In the study of stochastic resonance, it is often mentioned that nonlinearity can enhance a weak signal embedded in noise. In order to give a systematic proof of the signal enhancement in nonlinear systems, we derive an optimal nonlinearity that maximizes a signal-to-noise ratio (SNR). The obtained optimal nonlinearity yields the maximum unbiased signal estimation performance, which is known in the context of information theory. It is found that a linear system is optimal for a Gaussian noise, but for a non-Gaussian noise, there exist nonlinear systems that can achieve an SNR higher than that obtained from linear systems.

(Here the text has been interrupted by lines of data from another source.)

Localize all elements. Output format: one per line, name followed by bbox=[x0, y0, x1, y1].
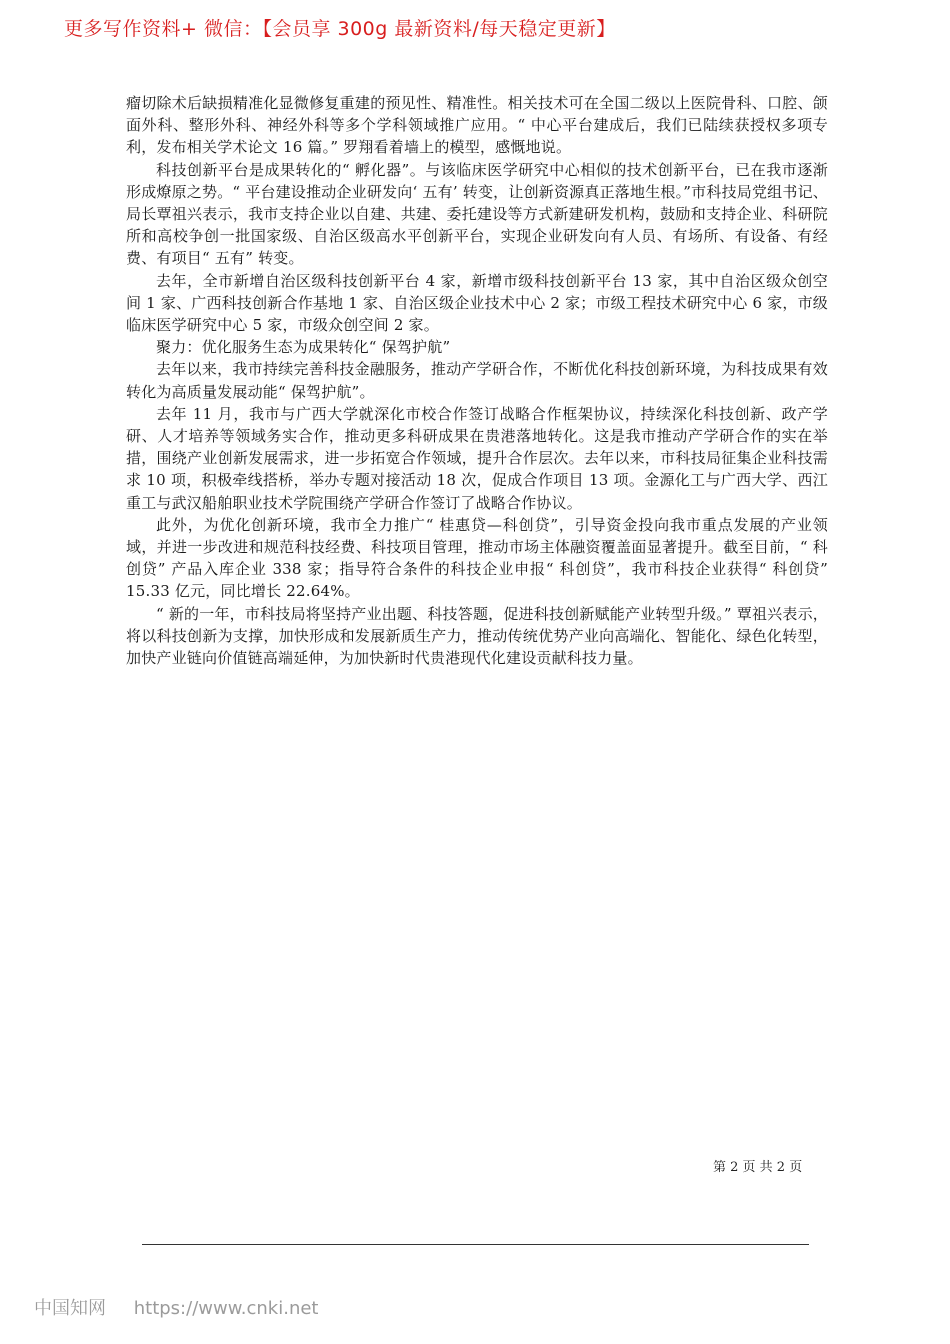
footer-divider bbox=[142, 1244, 809, 1245]
paragraph: 科技创新平台是成果转化的“ 孵化器”。与该临床医学研究中心相似的技术创新平台，已在我市逐渐形成燎原之势。“ 平台建设推动企业研发向‘ 五有’ 转变，让创新资源真正落地生根。”市科技局党组书记、局长覃祖兴表示，我市支持企业以自建、共建、委托建设等方式新建研发机构，鼓励和支持企业、科研院所和高校争创一批国家级、自治区级高水平创新平台，实现企业研发向有人员、有场所、有设备、有经费、有项目“ 五有” 转变。 bbox=[126, 160, 828, 268]
paragraph: 去年，全市新增自治区级科技创新平台 4 家，新增市级科技创新平台 13 家，其中自治区级众创空间 1 家、广西科技创新合作基地 1 家、自治区级企业技术中心 2 家；市级工程技术研究中心 6 家，市级临床医学研究中心 5 家，市级众创空间 2 家。 bbox=[126, 271, 828, 335]
paragraph: 去年以来，我市持续完善科技金融服务，推动产学研合作，不断优化科技创新环境，为科技成果有效转化为高质量发展动能“ 保驾护航”。 bbox=[126, 360, 828, 401]
watermark-url: https://www.cnki.net bbox=[133, 1298, 319, 1319]
section-heading: 聚力：优化服务生态为成果转化“ 保驾护航” bbox=[156, 338, 451, 357]
page-number: 第 2 页 共 2 页 bbox=[713, 1160, 803, 1175]
paragraph-continued: 瘤切除术后缺损精准化显微修复重建的预见性、精准性。相关技术可在全国二级以上医院骨科、口腔、颌面外科、整形外科、神经外科等多个学科领域推广应用。“ 中心平台建成后，我们已陆续获授权多项专利，发布相关学术论文 16 篇。” 罗翔看着墙上的模型，感慨地说。 bbox=[126, 94, 828, 157]
watermark-site-name: 中国知网 bbox=[34, 1298, 106, 1319]
article-body bbox=[126, 92, 828, 669]
site-watermark bbox=[34, 1294, 318, 1320]
paragraph: 去年 11 月，我市与广西大学就深化市校合作签订战略合作框架协议，持续深化科技创新、政产学研、人才培养等领域务实合作，推动更多科研成果在贵港落地转化。这是我市推动产学研合作的实在举措，围绕产业创新发展需求，进一步拓宽合作领域，提升合作层次。去年以来，市科技局征集企业科技需求 10 项，积极牵线搭桥，举办专题对接活动 18 次，促成合作项目 13 项。金源化工与广西大学、西江重工与武汉船舶职业技术学院围绕产学研合作签订了战略合作协议。 bbox=[126, 404, 828, 512]
paragraph: “ 新的一年，市科技局将坚持产业出题、科技答题，促进科技创新赋能产业转型升级。” 覃祖兴表示，将以科技创新为支撑，加快形成和发展新质生产力，推动传统优势产业向高端化、智能化、绿色化转型，加快产业链向价值链高端延伸，为加快新时代贵港现代化建设贡献科技力量。 bbox=[126, 604, 828, 668]
promo-banner: 更多写作资料+ 微信：【会员享 300g 最新资料/每天稳定更新】 bbox=[64, 18, 616, 40]
paragraph: 此外，为优化创新环境，我市全力推广“ 桂惠贷—科创贷”，引导资金投向我市重点发展的产业领域，并进一步改进和规范科技经费、科技项目管理，推动市场主体融资覆盖面显著提升。截至目前，“ 科创贷” 产品入库企业 338 家；指导符合条件的科技企业申报“ 科创贷”，我市科技企业获得“ 科创贷” 15.33 亿元，同比增长 22.64%。 bbox=[126, 515, 828, 601]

This analysis refers to a system subjected to an additive non-Gaussian noise with a small signal input.

Figure 1

SNRs obtained from numerical simulations for the optimal nonlinearity (circles), a linear system (squares), and a simple threshold system (cross marks) in the presence of white mixed Gaussian noise. The solid line is the theoretically predicted SNR for the optimal nonlinearity.

Figure 2

SNRs obtained from numerical simulations for the optimal nonlinearity (solid line) and the input channel (dotted line) in the presence of noise generated from Markovian process. The parameter $\varphi$ corresponds to the noise intensity.